With his eyes closed, his mind designing the shot his right foot would take, Cristiano Ronaldo took a deep, meditative breath. The world around him stopped to take a deep breath as well. He opened his eyes steadily and sharply. The world did too. He took the first step from him.
In his mind, in his imagination, the world around him too. He took his next step. The third was a fluid movement of his right foot. He sounds like music when he hits the ball exactly how he wants to, like the sweetest beat of a drum. The ball flew, and it felt like it was going to burst the net for a while.
This was Ronaldo’s moment, in the 65th minute of the game, the inevitable moment, but one that seemed never to come.
The 37-year-old became the first player to score in five different editions of the World Cup.
In the end, Portugal showed they were more than Ronaldo, holding their nerve and beating Ghana 3-2 in a frantic thriller that sprung to life after the Ronaldo moment; they have been more than him for a while. Yet, often, it is all about him
For all the magnitude and magic of the match, for all the drama, skills and thrills that could unfold, the silk of Joao Felix and the steel of Ghana to stir a rousing comeback, the narrative would always be woven around Ronaldo.
Perhaps, as he always likes it to be. What he would and would not, every stride of his dissected, every emotion he sheds inspected, every mood captured not solely because he is one of football’s immortals but because of the build-up, the background.
How the prolonged soap opera would affect Ronaldo’s World Cup has been subject to much conjecture, hypothesis and speculation.
It could be the fuel that could power his dream of winning the World Cup; it could be the perfect repartee to the Manchester United managers who had snubbed, spooked and snapped him, that they were all grossly wrong about him; it could be the glowing vindication of superstardom, the supreme triumph of individualism, that the un-bottling of accumulated frustration could cleanse his mind.
It could also be his undoing, entering the World Cup with the pressure of proving his doubters and critics wrong, that his club managers were not wrong after all, that his self-absorption could hamper his team’s title charge, that he could be drowned out in the immensity of the stormy build-up, that it is an unnecessary distractionWhichever way it unfolds, there would always be theatre. There always is a theatre with Ronaldo.
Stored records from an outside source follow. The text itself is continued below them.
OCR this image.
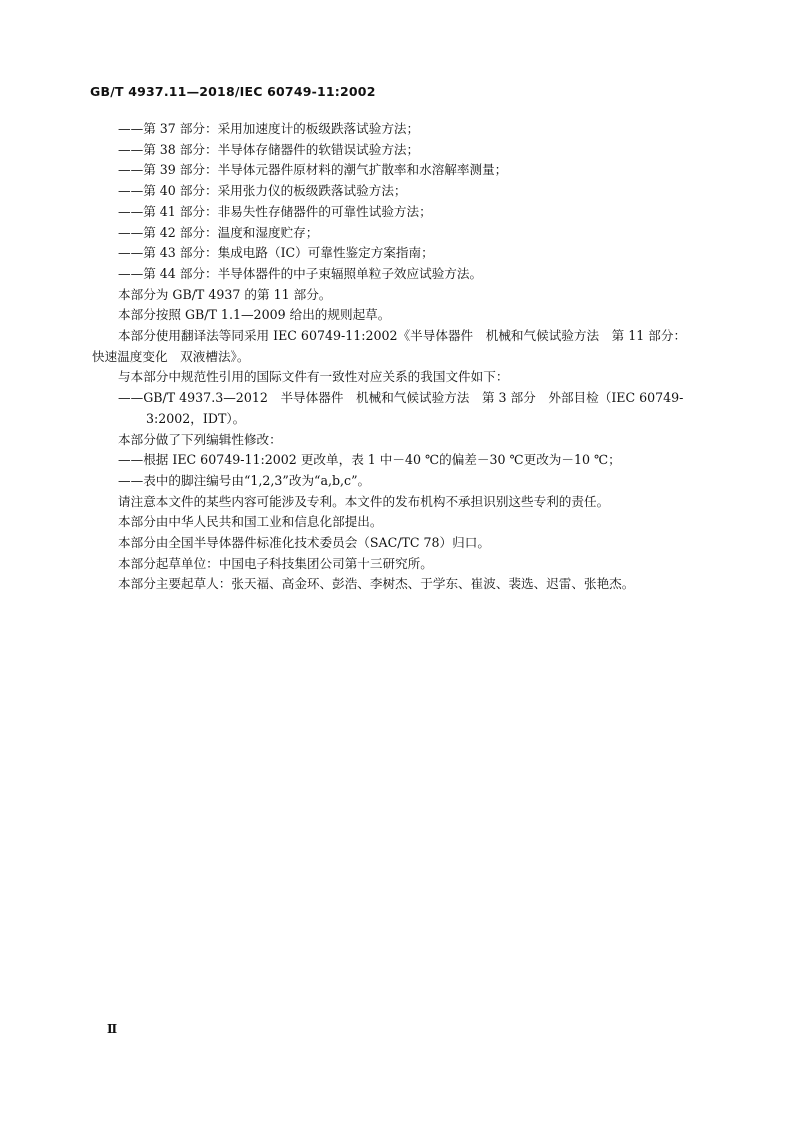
GB/T 4937.11—2018/IEC 60749-11:2002
——第 37 部分：采用加速度计的板级跌落试验方法；
——第 38 部分：半导体存储器件的软错误试验方法；
——第 39 部分：半导体元器件原材料的潮气扩散率和水溶解率测量；
——第 40 部分：采用张力仪的板级跌落试验方法；
——第 41 部分：非易失性存储器件的可靠性试验方法；
——第 42 部分：温度和湿度贮存；
——第 43 部分：集成电路（IC）可靠性鉴定方案指南；
——第 44 部分：半导体器件的中子束辐照单粒子效应试验方法。
本部分为 GB/T 4937 的第 11 部分。
本部分按照 GB/T 1.1—2009 给出的规则起草。
本部分使用翻译法等同采用 IEC 60749-11:2002《半导体器件　机械和气候试验方法　第 11 部分：
快速温度变化　双液槽法》。
与本部分中规范性引用的国际文件有一致性对应关系的我国文件如下：
——GB/T 4937.3—2012　半导体器件　机械和气候试验方法　第 3 部分　外部目检（IEC 60749-
3:2002，IDT）。
本部分做了下列编辑性修改：
——根据 IEC 60749-11:2002 更改单，表 1 中－40 ℃的偏差－30 ℃更改为－10 ℃；
——表中的脚注编号由“1,2,3”改为“a,b,c”。
请注意本文件的某些内容可能涉及专利。本文件的发布机构不承担识别这些专利的责任。
本部分由中华人民共和国工业和信息化部提出。
本部分由全国半导体器件标准化技术委员会（SAC/TC 78）归口。
本部分起草单位：中国电子科技集团公司第十三研究所。
本部分主要起草人：张天福、高金环、彭浩、李树杰、于学东、崔波、裴选、迟雷、张艳杰。
Ⅱ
Unlike his great peer, the reclusive and self-effacing Lionel Messi, Ronaldo has an irresistible affliction for the arc-lights, an unabashed, single-minded quest for ultimate sporting glory, a self-instilled, smouldering self-belief that he is above everything. It’s a bubble he has wrapped himself in.
He wants the team to be built around him; he needs the team to converge into him. So it is with Messi; all groups, even PSG in his autumnal bloom, have been built around him, but he conveys, with his persona, a sense of all-for-one, one-for-all camaraderie. But with Ronaldo, perhaps for no fault of his, it seems he wants the world to gravitate towards him.